Um romance histórico LGBTQIA+ sobre amor, desejo e resistência em tempos de silêncio. Brasil, década de 1920. Quando o marinheiro Joaquim desembarca em uma vila litorânea, não espera encontrar muito além do sal grudado à pele e a solidão que carrega no peito. Mas tudo muda quando cruza o olhar de André, um jovem da vila, inquieto e sensível, que desperta nele sentimentos até então inexplorados. Entre encontros furtivos, olhares carregados de significado e a constante ameaça da repressão, os dois iniciam uma jornada intensa de descoberta - sobre o amor, o corpo e a coragem de existir. Ao lado da destemida Beatriz, que encontra também seu caminho afetivo ao lado de Lucas, eles enfrentarão perseguições, fugirões pela floresta, e encontrarão refúgio em uma aldeia indígena, onde cura física e espiritual os transforma para sempre. Com uma escrita poética e envolvente, O Som do Sal e do Desejo fala sobre amar em tempos de medo, sobre encontrar liberdade nos laços que escolhemos, e sobre o poder de reconstruir o próprio destino - mesmo quando o mundo insiste em silenciar quem somos. Para leitores que se emocionam com histórias de amor proibido, cura ancestral e a força silenciosa da resistência.
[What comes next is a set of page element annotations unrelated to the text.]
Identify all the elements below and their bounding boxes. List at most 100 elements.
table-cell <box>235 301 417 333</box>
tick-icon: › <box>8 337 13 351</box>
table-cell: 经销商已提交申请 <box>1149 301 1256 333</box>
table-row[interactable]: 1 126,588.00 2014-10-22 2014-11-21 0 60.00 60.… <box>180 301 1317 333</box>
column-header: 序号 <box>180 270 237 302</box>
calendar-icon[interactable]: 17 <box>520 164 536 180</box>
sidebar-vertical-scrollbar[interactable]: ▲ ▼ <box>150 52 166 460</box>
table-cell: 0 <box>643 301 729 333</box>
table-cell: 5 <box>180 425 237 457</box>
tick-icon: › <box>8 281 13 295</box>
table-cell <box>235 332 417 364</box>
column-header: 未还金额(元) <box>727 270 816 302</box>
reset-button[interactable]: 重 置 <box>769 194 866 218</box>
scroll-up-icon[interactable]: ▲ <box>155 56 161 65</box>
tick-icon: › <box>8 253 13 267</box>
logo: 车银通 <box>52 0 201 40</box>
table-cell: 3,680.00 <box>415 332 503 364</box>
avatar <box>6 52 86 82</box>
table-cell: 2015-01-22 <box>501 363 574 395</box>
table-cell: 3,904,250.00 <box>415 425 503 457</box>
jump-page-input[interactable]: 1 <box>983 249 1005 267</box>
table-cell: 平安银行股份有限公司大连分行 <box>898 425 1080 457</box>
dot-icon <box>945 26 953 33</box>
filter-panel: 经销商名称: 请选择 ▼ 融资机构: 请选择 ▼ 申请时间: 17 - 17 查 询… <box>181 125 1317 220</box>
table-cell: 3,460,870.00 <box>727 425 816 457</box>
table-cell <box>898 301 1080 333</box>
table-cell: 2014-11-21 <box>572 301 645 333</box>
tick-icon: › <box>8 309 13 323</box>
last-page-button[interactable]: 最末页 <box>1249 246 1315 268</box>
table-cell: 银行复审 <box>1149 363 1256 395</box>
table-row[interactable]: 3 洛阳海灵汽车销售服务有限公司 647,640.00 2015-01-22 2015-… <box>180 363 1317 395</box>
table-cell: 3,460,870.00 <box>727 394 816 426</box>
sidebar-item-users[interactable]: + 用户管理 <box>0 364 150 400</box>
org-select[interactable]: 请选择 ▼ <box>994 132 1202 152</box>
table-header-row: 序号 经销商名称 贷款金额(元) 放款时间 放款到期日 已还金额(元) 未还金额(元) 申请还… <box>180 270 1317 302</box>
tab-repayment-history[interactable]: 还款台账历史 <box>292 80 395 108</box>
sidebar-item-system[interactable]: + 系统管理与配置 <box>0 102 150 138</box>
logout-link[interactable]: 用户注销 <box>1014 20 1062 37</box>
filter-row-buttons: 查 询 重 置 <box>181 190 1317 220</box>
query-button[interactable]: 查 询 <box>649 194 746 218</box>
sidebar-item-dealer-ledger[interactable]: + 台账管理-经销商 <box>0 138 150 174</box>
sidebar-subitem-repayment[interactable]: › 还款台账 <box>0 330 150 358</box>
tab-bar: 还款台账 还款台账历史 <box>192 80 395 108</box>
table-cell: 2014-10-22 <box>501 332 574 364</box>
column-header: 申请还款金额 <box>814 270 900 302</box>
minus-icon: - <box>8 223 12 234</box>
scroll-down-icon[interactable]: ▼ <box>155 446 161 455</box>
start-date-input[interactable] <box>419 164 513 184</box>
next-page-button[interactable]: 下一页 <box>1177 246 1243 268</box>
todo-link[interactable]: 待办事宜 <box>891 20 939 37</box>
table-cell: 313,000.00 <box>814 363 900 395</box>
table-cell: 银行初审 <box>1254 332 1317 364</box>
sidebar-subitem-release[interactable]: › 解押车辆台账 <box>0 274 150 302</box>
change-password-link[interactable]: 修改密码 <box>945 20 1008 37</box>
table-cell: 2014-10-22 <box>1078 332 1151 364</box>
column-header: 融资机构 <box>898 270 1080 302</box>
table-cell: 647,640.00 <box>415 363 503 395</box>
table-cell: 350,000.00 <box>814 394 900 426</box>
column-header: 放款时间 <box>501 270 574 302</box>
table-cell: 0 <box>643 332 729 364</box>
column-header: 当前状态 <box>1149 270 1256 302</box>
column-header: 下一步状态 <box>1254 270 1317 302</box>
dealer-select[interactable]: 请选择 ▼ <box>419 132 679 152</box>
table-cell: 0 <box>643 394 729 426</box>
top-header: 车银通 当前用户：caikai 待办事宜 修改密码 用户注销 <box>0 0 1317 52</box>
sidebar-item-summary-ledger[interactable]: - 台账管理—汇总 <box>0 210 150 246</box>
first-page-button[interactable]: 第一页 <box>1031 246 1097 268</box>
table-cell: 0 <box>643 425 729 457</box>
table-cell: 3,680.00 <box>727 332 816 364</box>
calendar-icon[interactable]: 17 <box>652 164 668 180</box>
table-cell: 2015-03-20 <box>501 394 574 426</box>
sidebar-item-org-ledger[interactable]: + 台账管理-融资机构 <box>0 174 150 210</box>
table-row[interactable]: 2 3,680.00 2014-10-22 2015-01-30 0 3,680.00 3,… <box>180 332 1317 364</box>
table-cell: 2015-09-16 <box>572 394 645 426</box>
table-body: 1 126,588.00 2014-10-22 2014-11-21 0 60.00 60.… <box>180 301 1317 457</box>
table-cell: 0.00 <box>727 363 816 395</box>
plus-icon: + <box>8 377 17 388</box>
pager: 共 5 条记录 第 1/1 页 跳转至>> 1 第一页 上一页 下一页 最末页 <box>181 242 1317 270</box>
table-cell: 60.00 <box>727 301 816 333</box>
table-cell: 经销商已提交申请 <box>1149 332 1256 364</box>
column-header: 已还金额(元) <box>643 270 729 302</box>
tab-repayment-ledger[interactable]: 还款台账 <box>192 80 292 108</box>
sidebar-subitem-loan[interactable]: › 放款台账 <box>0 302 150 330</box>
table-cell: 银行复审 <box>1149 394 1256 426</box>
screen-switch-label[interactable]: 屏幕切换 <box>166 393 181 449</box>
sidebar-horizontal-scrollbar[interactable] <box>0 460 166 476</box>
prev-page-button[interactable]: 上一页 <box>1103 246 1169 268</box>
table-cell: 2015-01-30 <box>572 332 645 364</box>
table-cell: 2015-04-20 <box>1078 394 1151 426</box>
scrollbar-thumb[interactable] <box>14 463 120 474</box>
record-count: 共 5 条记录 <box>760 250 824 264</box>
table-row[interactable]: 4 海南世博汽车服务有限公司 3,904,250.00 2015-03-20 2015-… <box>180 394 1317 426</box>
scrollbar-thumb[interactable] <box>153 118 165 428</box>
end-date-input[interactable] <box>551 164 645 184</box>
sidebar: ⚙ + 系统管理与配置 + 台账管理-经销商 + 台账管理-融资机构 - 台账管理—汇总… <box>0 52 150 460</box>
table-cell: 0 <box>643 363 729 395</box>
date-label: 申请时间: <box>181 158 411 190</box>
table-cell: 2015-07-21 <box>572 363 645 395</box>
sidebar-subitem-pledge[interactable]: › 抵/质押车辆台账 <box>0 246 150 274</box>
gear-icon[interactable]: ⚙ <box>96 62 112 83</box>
Capítulo 1 Maré de Chegada

O céu ainda guardava tons alaranjados quando o navio atracou na enseada. A água batia mansa contra os cascos de madeira, como se cochichasse segredos antigos entre as pedras da costa. Era fim de tarde, e o ar cheirava a sal, peixe fresco e maresia - o mesmo cheiro de sempre, mas naquele dia, Joaquim achou que havia algo a mais no vento. Algo que ele não sabia nomear.

Desceu com passos firmes, botas marcando o chão de terra batida do pequeno cais. A barba por fazer, o queixo tenso, os ombros largos carregando o peso de muitos mares - e de coisas que ele nunca soube explicar. Joaquim Duarte não era homem de palavras. Era mais feito de silêncios e cicatrizes, como aquela no ombro direito, escondida sob a camisa surrada. A maioria achava que era de uma briga em alto-mar. Só ele sabia o que ela realmente lembrava.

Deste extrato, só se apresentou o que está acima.